Although our romantic relationship ended in 2016, we have remained lifelong friends. Over the past half decade, I watched Zolita's career evolve and cheered her from the sideline, as she reached new professional milestones. I read the heartfelt messages of gratitude she received from young queer kids around the world, as her videos and songs gained further traction. I listened over FaceTime as she described the labor and intricacy required to make her music videos for "Holy" and "Fight Like a Girl." I streamed her sophomore EP, Sappho, and all the following singles, which signaled new chapters of musical maturity and confidence. I watched her turn heartbreak and pain into empowering anthems, and saw her perform them on her first national tour.

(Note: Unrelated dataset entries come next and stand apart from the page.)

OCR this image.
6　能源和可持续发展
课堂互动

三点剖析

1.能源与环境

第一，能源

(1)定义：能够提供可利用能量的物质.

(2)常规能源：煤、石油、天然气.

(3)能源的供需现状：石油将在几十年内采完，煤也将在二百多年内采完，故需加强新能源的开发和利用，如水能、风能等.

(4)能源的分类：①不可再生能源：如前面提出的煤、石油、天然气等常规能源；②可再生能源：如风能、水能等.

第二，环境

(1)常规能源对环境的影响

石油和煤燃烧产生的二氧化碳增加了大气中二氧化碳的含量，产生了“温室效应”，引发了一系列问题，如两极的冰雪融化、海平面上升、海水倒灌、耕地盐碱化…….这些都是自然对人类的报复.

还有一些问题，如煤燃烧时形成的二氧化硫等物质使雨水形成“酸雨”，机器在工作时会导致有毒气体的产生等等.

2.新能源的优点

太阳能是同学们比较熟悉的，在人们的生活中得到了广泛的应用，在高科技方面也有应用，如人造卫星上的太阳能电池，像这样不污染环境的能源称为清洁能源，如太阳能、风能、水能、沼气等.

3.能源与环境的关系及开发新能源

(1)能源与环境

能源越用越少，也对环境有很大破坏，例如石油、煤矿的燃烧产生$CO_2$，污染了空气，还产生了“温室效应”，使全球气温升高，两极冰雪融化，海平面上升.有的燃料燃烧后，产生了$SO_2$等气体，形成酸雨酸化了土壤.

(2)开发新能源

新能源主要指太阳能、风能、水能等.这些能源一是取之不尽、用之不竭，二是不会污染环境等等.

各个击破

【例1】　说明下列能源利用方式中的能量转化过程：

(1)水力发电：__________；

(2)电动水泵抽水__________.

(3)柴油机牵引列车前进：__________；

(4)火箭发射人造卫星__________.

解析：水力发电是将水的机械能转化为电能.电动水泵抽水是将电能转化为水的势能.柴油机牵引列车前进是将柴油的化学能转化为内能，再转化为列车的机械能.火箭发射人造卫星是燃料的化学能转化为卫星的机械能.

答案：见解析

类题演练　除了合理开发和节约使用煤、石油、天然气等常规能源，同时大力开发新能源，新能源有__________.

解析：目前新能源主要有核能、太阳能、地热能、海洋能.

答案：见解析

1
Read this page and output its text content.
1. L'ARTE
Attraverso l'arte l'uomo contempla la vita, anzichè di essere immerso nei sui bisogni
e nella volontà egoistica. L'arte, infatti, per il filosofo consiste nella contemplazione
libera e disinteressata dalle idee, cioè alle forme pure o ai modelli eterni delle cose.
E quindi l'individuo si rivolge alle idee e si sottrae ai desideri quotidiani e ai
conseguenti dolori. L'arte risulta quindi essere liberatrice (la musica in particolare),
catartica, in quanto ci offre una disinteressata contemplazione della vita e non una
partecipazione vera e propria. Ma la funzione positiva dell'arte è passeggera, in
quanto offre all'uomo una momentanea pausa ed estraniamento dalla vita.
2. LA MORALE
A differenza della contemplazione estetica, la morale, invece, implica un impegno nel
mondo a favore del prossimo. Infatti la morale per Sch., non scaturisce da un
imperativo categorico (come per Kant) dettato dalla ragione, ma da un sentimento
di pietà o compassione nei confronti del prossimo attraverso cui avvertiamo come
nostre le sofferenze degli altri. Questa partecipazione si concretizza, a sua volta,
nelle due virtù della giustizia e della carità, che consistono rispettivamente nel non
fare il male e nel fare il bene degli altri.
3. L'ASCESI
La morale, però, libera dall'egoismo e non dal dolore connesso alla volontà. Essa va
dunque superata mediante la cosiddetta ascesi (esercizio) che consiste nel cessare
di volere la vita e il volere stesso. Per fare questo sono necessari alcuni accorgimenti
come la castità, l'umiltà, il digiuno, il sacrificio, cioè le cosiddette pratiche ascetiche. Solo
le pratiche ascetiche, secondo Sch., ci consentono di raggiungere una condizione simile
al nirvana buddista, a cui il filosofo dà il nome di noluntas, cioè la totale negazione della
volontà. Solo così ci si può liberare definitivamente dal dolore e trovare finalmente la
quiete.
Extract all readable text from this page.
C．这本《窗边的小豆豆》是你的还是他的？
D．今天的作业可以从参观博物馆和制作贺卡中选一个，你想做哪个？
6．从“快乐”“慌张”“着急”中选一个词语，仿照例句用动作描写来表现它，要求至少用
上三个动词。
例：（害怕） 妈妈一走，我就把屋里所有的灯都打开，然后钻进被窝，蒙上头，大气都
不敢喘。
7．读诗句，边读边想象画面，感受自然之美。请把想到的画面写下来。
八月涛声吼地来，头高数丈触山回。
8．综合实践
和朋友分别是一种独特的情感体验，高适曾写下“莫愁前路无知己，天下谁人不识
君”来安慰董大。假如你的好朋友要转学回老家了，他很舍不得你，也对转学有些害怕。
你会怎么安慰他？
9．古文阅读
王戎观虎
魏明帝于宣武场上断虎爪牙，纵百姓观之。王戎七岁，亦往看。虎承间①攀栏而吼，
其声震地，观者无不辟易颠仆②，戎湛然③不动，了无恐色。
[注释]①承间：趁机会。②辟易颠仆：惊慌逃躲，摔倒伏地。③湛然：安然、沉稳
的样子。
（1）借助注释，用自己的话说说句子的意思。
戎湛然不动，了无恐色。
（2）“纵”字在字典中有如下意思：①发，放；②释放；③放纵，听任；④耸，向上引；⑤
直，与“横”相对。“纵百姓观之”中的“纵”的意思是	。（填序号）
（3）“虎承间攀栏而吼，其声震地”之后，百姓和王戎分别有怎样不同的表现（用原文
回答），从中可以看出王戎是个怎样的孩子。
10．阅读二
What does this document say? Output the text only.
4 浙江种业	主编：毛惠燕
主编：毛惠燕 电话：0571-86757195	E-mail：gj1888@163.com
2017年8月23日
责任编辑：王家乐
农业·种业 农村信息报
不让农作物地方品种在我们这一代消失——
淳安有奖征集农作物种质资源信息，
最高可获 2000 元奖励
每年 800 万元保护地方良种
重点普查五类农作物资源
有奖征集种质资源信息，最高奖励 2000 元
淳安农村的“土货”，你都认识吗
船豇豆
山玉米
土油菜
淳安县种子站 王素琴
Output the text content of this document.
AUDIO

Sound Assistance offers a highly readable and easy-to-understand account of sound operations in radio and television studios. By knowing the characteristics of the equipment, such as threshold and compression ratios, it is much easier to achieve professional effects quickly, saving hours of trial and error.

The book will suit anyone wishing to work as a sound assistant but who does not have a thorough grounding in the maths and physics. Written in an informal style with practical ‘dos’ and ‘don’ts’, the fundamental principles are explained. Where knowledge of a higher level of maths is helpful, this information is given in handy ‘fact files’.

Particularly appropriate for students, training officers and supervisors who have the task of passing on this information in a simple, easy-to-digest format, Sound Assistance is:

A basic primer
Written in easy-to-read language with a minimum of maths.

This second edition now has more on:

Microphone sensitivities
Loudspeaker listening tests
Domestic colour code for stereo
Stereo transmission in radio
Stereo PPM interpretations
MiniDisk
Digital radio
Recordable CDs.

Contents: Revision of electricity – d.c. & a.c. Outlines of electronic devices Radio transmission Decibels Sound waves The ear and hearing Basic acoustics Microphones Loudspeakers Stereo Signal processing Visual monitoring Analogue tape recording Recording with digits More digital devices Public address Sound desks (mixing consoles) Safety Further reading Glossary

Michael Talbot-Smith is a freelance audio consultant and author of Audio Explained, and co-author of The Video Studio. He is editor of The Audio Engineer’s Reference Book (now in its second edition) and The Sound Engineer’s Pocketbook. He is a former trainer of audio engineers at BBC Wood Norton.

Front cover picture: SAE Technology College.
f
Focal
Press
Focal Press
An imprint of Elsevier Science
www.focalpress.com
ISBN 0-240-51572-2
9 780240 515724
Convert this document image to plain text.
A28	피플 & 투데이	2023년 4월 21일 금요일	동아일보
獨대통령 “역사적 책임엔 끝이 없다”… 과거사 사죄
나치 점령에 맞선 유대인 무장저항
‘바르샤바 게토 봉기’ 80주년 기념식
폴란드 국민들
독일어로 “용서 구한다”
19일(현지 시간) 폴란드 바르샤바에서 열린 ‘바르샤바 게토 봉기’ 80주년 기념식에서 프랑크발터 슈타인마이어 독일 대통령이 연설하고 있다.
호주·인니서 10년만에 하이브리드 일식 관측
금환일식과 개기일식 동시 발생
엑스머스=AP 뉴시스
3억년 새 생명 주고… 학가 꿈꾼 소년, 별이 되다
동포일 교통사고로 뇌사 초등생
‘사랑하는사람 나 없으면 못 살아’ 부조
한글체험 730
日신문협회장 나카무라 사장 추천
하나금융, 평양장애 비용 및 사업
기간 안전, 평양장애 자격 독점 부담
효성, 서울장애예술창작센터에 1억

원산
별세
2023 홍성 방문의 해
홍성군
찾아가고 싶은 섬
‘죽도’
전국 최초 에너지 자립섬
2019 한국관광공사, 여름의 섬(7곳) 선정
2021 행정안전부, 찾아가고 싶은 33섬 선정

And during the lockdown this spring, I relished in her excitement, as she tackled her most ambitious creative project yet: a 10-minute short film, called Evil Angel, which inspired her to complete and release her first debut album of the same title.
"The album, front to back, is about a toxic relationship with a sociopathic person," Zolita told me over one of our marathon FaceTime sessions. Although Evil Angel's arc is broadly inspired by her last longterm partner, it draws from many experiences across multiple relationships. "My hope is that people will find a song they can relate to, no matter what kind or stage of relationship they're in."
Evil Angel opens with bright tales of infatuation: a '90s R&B-inspired track, "Bedspell," and an astrology-inspired bop, "Loveline," both of which speak to those exciting initial stages of a crush. While the sound remains dance-driven, Zolita changes thematic course towards the middle of her album, exploring the darker themes in abusive relationships, like manipulation in "Shut Up and Cry" and gaslighting in "Mad," before climaxing in a tale about betrayal with "Truth Tea."
Everything culminates in the chilling, namesake track, "Evil Angel," a cautionary fairy tale that explores the complex link between fear and intrigue in toxic love. "It's about knowing someone is a bad person and wanting to be with them anyway," she said, capturing the crux of the entire story in a few graceful lyrics: "So many signs I saw, but didn't see/ I'm colorblind/ A red flag is waving in my direction/ Still I need to be, your puppet on a string."
In the minimal and synth-free ballad "Oblivion," Zolita grapples with heartbreak and her need for an apology, before ripping into the infectious track "Gone Girl," when her sadness is quickly eclipsed by rage. Evil Angel reaches a poetic conclusion with a moving, acoustic song called "Orchard Street," which harkens back to her childhood spent playing bluegrass guitar. Listeners are introduced to a healed artist, who has relinquished her victimhood and entered a new space of gratitude, for the lessons she learned.
She explained to me her favorite lyric, "I find the silver lines, rosy glasses every time." To Zolita, this is "representative of my outlook on life more so than the relationship," she said, adding that "it's about forgiving myself for existing in that relationship for so long."
Sonically, Evil Angel belongs to witch-pop, a genre that doesn't formally exist yet. "Witchcraft is such a big part of my life, and played a huge role in me getting over that break up," Zolita said. "It has definitely influenced the lyrics, sound and aesthetic." She distilled the spirit of a once so-called "fringe" religious practice into a democratically appealing and contemporary sound, ranging from mystical and light to sensual and haunting. Evil Angel is a story first and foremost about queer love, but it's also a monumental moment for magic, which has long been a safe haven for LGBTQI+ communities.